Other companies use similar crowdsourcing approaches. HERE, the mapping company acquired from Nokia by a consortium of German automakers, provides much of the data for standalone navigation apps and in-car systems; it has long used anonymized data from smartphones and vehicles to track congestion and spot new potential roadways. In fact, the company has previously claimed to be able to preemptively identify new points of interest by observing clustering of traffic in different places, as well as spotting which businesses may have shut down based on a sudden dearth of visitors. The most recent HERE Maps app will include crowdsourced traffic data fed in from other vehicles.

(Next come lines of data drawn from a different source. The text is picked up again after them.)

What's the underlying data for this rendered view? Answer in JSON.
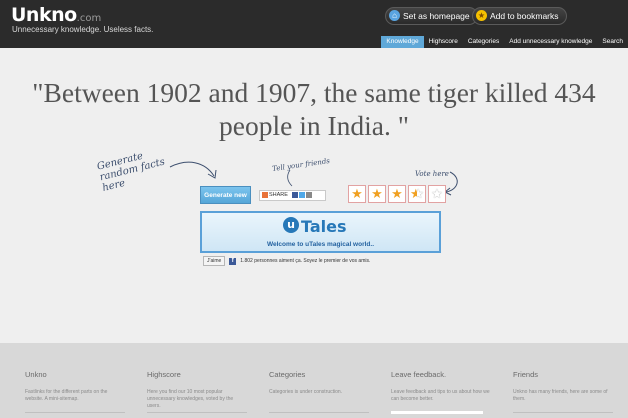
{
  "header": {
    "logo": "Unkno",
    "logo_suffix": ".com",
    "tagline": "Unnecessary knowledge. Useless facts.",
    "homepage_label": "Set as homepage",
    "bookmarks_label": "Add to bookmarks",
    "tabs": [
      {
        "label": "Knowledge",
        "active": true
      },
      {
        "label": "Highscore",
        "active": false
      },
      {
        "label": "Categories",
        "active": false
      },
      {
        "label": "Add unnecessary knowledge",
        "active": false
      },
      {
        "label": "Search",
        "active": false
      }
    ]
  },
  "fact": {
    "text": "\"Between 1902 and 1907, the same tiger killed 434 people in India. \""
  },
  "notes": {
    "generate": "Generate random facts here",
    "tell": "Tell your friends",
    "vote": "Vote here"
  },
  "controls": {
    "generate_label": "Generate new",
    "share_label": "SHARE",
    "rating": 3.5,
    "max_rating": 5
  },
  "banner": {
    "logo": "Tales",
    "logo_letter": "u",
    "subtitle": "Welcome to uTales magical world.."
  },
  "facebook": {
    "like_label": "J'aime",
    "icon": "f",
    "count_text": "1.802 personnes aiment ça. Soyez le premier de vos amis."
  },
  "footer": {
    "columns": [
      {
        "title": "Unkno",
        "text": "Fastlinks for the different parts on the website. A mini-sitemap."
      },
      {
        "title": "Highscore",
        "text": "Here you find our 10 most popular unnecessary knowledges, voted by the users."
      },
      {
        "title": "Categories",
        "text": "Categories is under construction."
      },
      {
        "title": "Leave feedback.",
        "text": "Leave feedback and tips to us about how we can become better."
      },
      {
        "title": "Friends",
        "text": "Unkno has many friends, here are some of them."
      }
    ]
  },
  "colors": {
    "header_bg": "#2b2b2b",
    "active_tab": "#5fa8d8",
    "star": "#f0a020",
    "brand_blue": "#2778b8"
  }
}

A combination of machine learning and actively heading out to track possible changes seems the most likely route, though how easy that is depends on where and how you're placed in the transport ecosystem. For HERE, its automaker owners mean future Audi, BMW, and Mercedes cars could fairly easily become roving map-makers, each a new node in the crowdsourced data landscape and intercommunicating not only with HERE's servers but between individual cars to share information. Apple, however, doesn't get access to the underlying systems in each vehicle which would allow for precise pinpointing of location or the onboard cameras which could report back on road signage and other issues. It has to take that mapping into its own hands.

In addition to dispatching drones, Apple is also apparently looking to indoor navigation to bolster Apple Maps. The company has made several in door mapping hires in recent years, acquired Indoor.io, a specialist in the technology, in 2015, and has supposedly poached at least one member of Amazon's Prime Air drone team. Mixed in with the various sensors a modern iPhone includes, like WiFi, Bluetooth, GPS, and even a barometer, an updated version of the software could guide users around complex buildings like airports, malls, and museums.

Figuring out how to do that accurately, even when you don't have a line of sight to a satellite to tap into the GPS network, is something many have been working on. One much-vaunted possibility was using Bluetooth beacons, low energy hubs which would communicate over short ranges with nearby phones to give insight into where they were located and, potentially, feed position-specific data like deals on store shelves or facilities in stadiums. Despite promise, they're yet to be deployed in any significant number.

Alternatively, Google has been looking at visual ways to map indoor spaces. Project Tango began as an experiment within the company, examining how different camera types could not only replace GPS indoors but borrow computational photography techniques to improve positioning and unlock new types of augmented reality. It graduated into a commercial product, with Lenovo's Phab 2 Pro the first Android-powered device to use it. Reports earlier this week suggested Lenovo-owned Motorola would make a Tango-compatible module for the Moto Z smartphone.

If the Apple tech pans out, the first signs of the new mapping systems could be seen in the wild sometime next year, the sources claim.